Peter Kernel gibt es nicht. Genauso wenig wie es Klaus Johann Grobe oder Tanya Morgan gibt. Und trotzdem gibt es Peter Kernel natürlich. Das Duo, bestehend aus der Kanadierin Barbara Lehnhoff und dem Tessiner Gitarristen Aris Bassetti, gräbt unter diesem Namen seit nunmehr rund 14 Jahren die Gewohnheiten aller geneigten Hörerinnen und Hörer um. Ihr Rock ist experimentell, expressiv und erbarmungslos im Sinne der Versuchsanordnung. Er sei cholerisch und unberechenbar, hiess es auch schon an anderer Stelle. Selten sieht oder hört man Bands, von denen man so stark das Gefühl hat, sie stellen sich nichts anderes als ihre Vision als Marschbefehl aus.
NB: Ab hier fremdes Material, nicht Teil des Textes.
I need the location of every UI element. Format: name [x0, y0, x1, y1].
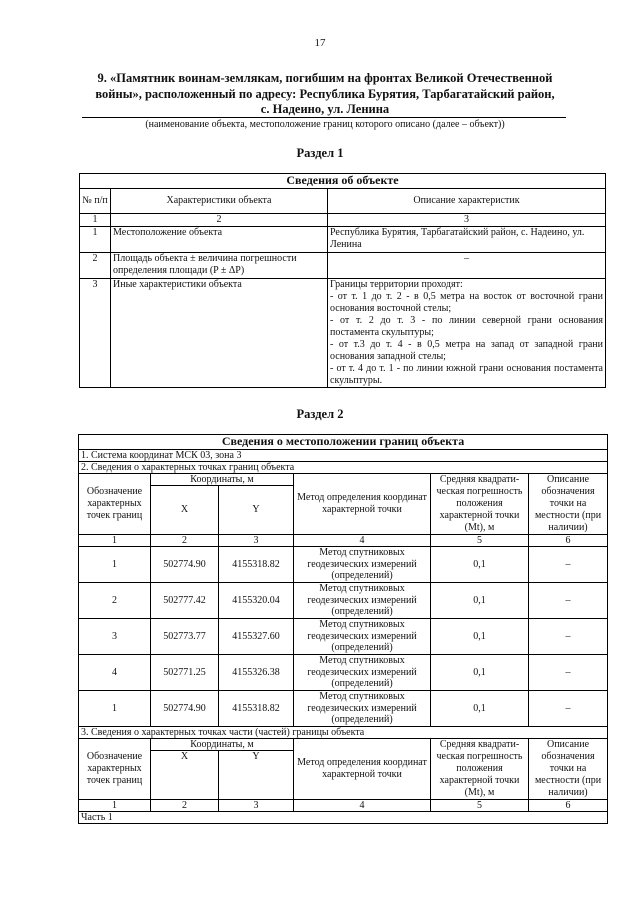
- point-error: 0,1: [431, 547, 529, 583]
- col-number-1: 1: [79, 535, 151, 547]
- col-number-3: 3: [328, 214, 606, 227]
- header-y: Y: [219, 486, 294, 535]
- object-title: [82, 71, 568, 118]
- header-coordinates: Координаты, м: [151, 739, 294, 751]
- point-y: 4155327.60: [219, 619, 294, 655]
- boundary-location-table: [78, 434, 608, 824]
- row-description: Республика Бурятия, Тарбагатайский район, с. Надеино, ул. Ленина: [328, 227, 606, 253]
- header-y: Y: [219, 751, 294, 800]
- row-number: 3: [80, 279, 111, 388]
- points-subheading: 2. Сведения о характерных точках границ объекта: [79, 462, 608, 474]
- point-x: 502774.90: [151, 691, 219, 727]
- desc-line: - от т. 4 до т. 1 - по линии южной грани основания постамента скульптуры.: [330, 363, 603, 386]
- col-number-3: 3: [219, 535, 294, 547]
- col-number-5: 5: [431, 535, 529, 547]
- section1-heading: Раздел 1: [296, 146, 344, 160]
- table-row: [79, 547, 608, 583]
- point-x: 502774.90: [151, 547, 219, 583]
- title-line-3: с. Надеино, ул. Ленина: [260, 102, 390, 116]
- point-method: Метод спутниковых геодезических измерений (определений): [294, 547, 431, 583]
- col-number-6: 6: [529, 535, 608, 547]
- row-characteristic: Иные характеристики объекта: [111, 279, 328, 388]
- point-error: 0,1: [431, 619, 529, 655]
- section1-caption: Сведения об объекте: [80, 174, 606, 189]
- object-info-table: [79, 173, 606, 388]
- point-description: –: [529, 691, 608, 727]
- header-coordinates: Координаты, м: [151, 474, 294, 486]
- desc-line: Границы территории проходят:: [330, 279, 463, 290]
- section2-caption: Сведения о местоположении границ объекта: [79, 435, 608, 450]
- row-description: [328, 279, 606, 388]
- point-x: 502773.77: [151, 619, 219, 655]
- page-number: 17: [314, 37, 326, 49]
- title-line-2: войны», расположенный по адресу: Республика Бурятия, Тарбагатайский район,: [95, 86, 555, 101]
- title-line-1: 9. «Памятник воинам-землякам, погибшим на фронтах Великой Отечественной: [97, 71, 553, 85]
- header-error: Средняя квадрати-ческая погрешность положения характерной точки (Mt), м: [431, 474, 529, 535]
- desc-line: - от т. 2 до т. 3 - по линии северной грани основания постамента скульптуры;: [330, 315, 603, 338]
- col-number-1: 1: [79, 800, 151, 812]
- desc-line: - от т. 1 до т. 2 - в 0,5 метра на восток от восточной грани основания восточной стелы;: [330, 291, 603, 314]
- desc-line: - от т.3 до т. 4 - в 0,5 метра на запад от западной грани основания западной стелы;: [330, 339, 603, 362]
- row-number: 1: [80, 227, 111, 253]
- point-id: 2: [79, 583, 151, 619]
- point-method: Метод спутниковых геодезических измерений (определений): [294, 619, 431, 655]
- point-y: 4155320.04: [219, 583, 294, 619]
- point-description: –: [529, 655, 608, 691]
- point-y: 4155318.82: [219, 691, 294, 727]
- coordinate-system: 1. Система координат МСК 03, зона 3: [79, 450, 608, 462]
- header-x: X: [151, 486, 219, 535]
- point-method: Метод спутниковых геодезических измерений (определений): [294, 691, 431, 727]
- header-point-description: Описание обозначения точки на местности (при наличии): [529, 474, 608, 535]
- col-number-2: 2: [151, 535, 219, 547]
- section2-heading: Раздел 2: [296, 407, 344, 421]
- col-number-2: 2: [151, 800, 219, 812]
- col-number-6: 6: [529, 800, 608, 812]
- col-number-1: 1: [80, 214, 111, 227]
- point-error: 0,1: [431, 691, 529, 727]
- point-id: 4: [79, 655, 151, 691]
- header-designation: Обозначение характерных точек границ: [79, 739, 151, 800]
- row-description: –: [328, 253, 606, 279]
- row-characteristic: Местоположение объекта: [111, 227, 328, 253]
- title-note: (наименование объекта, местоположение границ которого описано (далее – объект)): [145, 119, 505, 130]
- col-number-2: 2: [111, 214, 328, 227]
- point-y: 4155326.38: [219, 655, 294, 691]
- table-row: [79, 691, 608, 727]
- header-error: Средняя квадрати-ческая погрешность положения характерной точки (Mt), м: [431, 739, 529, 800]
- table-row: [79, 619, 608, 655]
- point-error: 0,1: [431, 583, 529, 619]
- col-number-4: 4: [294, 535, 431, 547]
- parts-subheading: 3. Сведения о характерных точках части (частей) границы объекта: [79, 727, 608, 739]
- row-number: 2: [80, 253, 111, 279]
- point-method: Метод спутниковых геодезических измерений (определений): [294, 655, 431, 691]
- header-designation: Обозначение характерных точек границ: [79, 474, 151, 535]
- row-characteristic: Площадь объекта ± величина погрешности определения площади (P ± ΔP): [111, 253, 328, 279]
- col-number-3: 3: [219, 800, 294, 812]
- header-characteristics: Характеристики объекта: [111, 189, 328, 214]
- col-number-4: 4: [294, 800, 431, 812]
- header-method: Метод определения координат характерной точки: [294, 739, 431, 800]
- point-x: 502771.25: [151, 655, 219, 691]
- table-row: [79, 583, 608, 619]
- point-description: –: [529, 619, 608, 655]
- point-id: 3: [79, 619, 151, 655]
- point-id: 1: [79, 547, 151, 583]
- col-number-5: 5: [431, 800, 529, 812]
- point-id: 1: [79, 691, 151, 727]
- header-point-description: Описание обозначения точки на местности (при наличии): [529, 739, 608, 800]
- point-description: –: [529, 547, 608, 583]
- point-x: 502777.42: [151, 583, 219, 619]
- header-x: X: [151, 751, 219, 800]
- header-description: Описание характеристик: [328, 189, 606, 214]
- title-underline: [82, 117, 566, 118]
- point-description: –: [529, 583, 608, 619]
- header-method: Метод определения координат характерной точки: [294, 474, 431, 535]
- header-number: № п/п: [80, 189, 111, 214]
- point-error: 0,1: [431, 655, 529, 691]
- point-y: 4155318.82: [219, 547, 294, 583]
- part-label: Часть 1: [79, 812, 608, 824]
- table-row: [79, 655, 608, 691]
- point-method: Метод спутниковых геодезических измерений (определений): [294, 583, 431, 619]
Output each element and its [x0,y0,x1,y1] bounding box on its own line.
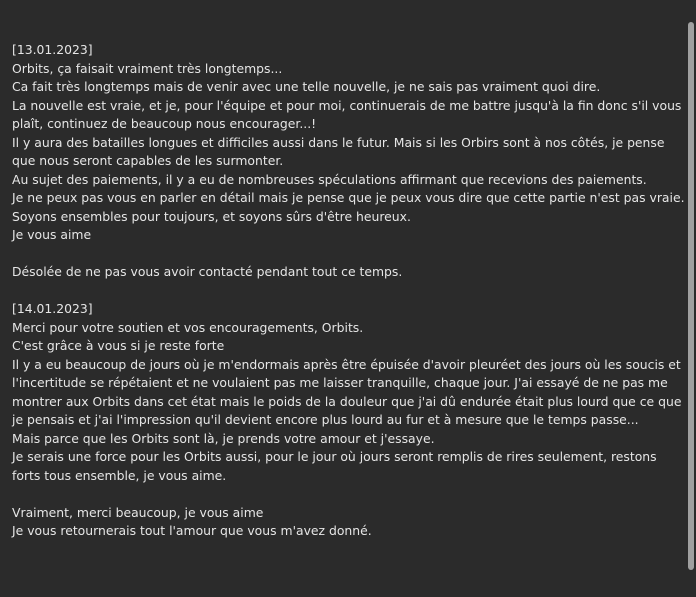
text-line: Il y aura des batailles longues et difficiles aussi dans le futur. Mais si les Orbirs sont à nos côtés, je pense que nous seront capables de les surmonter. [12,134,669,168]
text-line: Ca fait très longtemps mais de venir avec une telle nouvelle, je ne sais pas vraiment quoi dire. [12,79,601,94]
text-line: Au sujet des paiements, il y a eu de nombreuses spéculations affirmant que recevions des paiements. [12,171,647,187]
text-line: Orbits, ça faisait vraiment très longtemps... [12,60,283,76]
text-line: Merci pour votre soutien et vos encouragements, Orbits. [12,319,364,335]
vertical-scrollbar[interactable] [686,0,696,597]
text-line: Je vous aime [12,227,92,242]
text-line-date-1: [13.01.2023] [12,42,93,57]
blank-line [12,485,686,504]
blank-line [12,245,686,264]
text-line: Vraiment, merci beaucoup, je vous aime [12,504,264,520]
blank-line [12,282,686,301]
text-line: Je vous retournerais tout l'amour que vous m'avez donné. [12,523,372,538]
text-line: Il y a eu beaucoup de jours où je m'endormais après être épuisée d'avoir pleuréet des jours où les soucis et l'incertitude se répétaient et ne voulaient pas me laisser tranquille, chaque jour. J'ai essayé de ne pas me montrer aux Orbits dans cet état mais le poids de la douleur que j'ai dû endurée était plus lourd que ce que je pensais et j'ai l'impression qu'il devient encore plus lourd au fur et à mesure que le temps passe... [12,356,686,427]
text-line: La nouvelle est vraie, et je, pour l'équipe et pour moi, continuerais de me battre jusqu'à la fin donc s'il vous plaît, continuez de beaucoup nous encourager...! [12,97,686,131]
text-line-date-2: [14.01.2023] [12,301,93,316]
text-line: Désolée de ne pas vous avoir contacté pendant tout ce temps. [12,264,403,279]
text-line: Je ne peux pas vous en parler en détail mais je pense que je peux vous dire que cette partie n'est pas vraie. [12,190,685,205]
scrollbar-thumb[interactable] [688,22,694,570]
text-line: Mais parce que les Orbits sont là, je prends votre amour et j'essaye. [12,430,435,446]
text-line: C'est grâce à vous si je reste forte [12,338,225,353]
text-line: Soyons ensembles pour toujours, et soyons sûrs d'être heureux. [12,208,411,224]
text-line: Je serais une force pour les Orbits aussi, pour le jour où jours seront remplis de rires seulement, restons forts tous ensemble, je vous aime. [12,449,661,483]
Zum Glück werden es in der Schweiz immer mehr – und gerade jetzt, an diesem feuchtherbstlichen Abend, nach vielen weniger feuchtfröhlichen Abenden, manifestiert sich im Kopf eine Liste. Eine Liste von Musikerinnen und Musikern, die sich voll ihrer Vision widmen. Nativ, Priya Ragu, die gerade bei Warner Music UK unterschrieben hat, gehören sicher auf diese Liste, auch die neuerdings mit Beats experimentierende Pamela Mendez aus Bern bzw. Brugg, Pronto, der junge Bündner Sänger Mattiu Defuns oder Dino Brandão, der vor einigen Wochen in der Roten Fabrik seine Kompagnons Faber und Sophie Hunger mit Songs voller Hin- und Beobachtungsgabe an die Wand spielte, kommen einem dazu spontan in den Sinn. Einige davon müssen sich und ihren Platz vielleicht noch etwas finden, andere haben ihren Weg gefunden und warten nun darauf, von der Welt zumindest kurz eingeholt zu werden.

Peter Kernel machen den Eindruck, als sei ihnen diese Aufholjagd in ihrem Rücken keinen Gedanken wert. Denn diese Gedanken kreisen mehrheitlich um das eigene Werk, um Videos, um Stücke, um Aufkleber mit den Songnamen drauf. Und vielleicht noch um einen Schluck Bier ab und zu. Oder um Konzerte: Schon weit über 600 soll das Duo und Liebespaar, live ergänzt um einen Schlagzeuger und hin und wieder sogar um eine Harfenistin, einen Geiger und einen Cellisten bereits gespielt haben. Treten sie in Grossformation auf, nennen sie sich Peter Kernel & Their Wicked Orchestra und irgendwie wirkt ihre Musik dann noch feinklingiger, elegischer, aber auch noch unsteter.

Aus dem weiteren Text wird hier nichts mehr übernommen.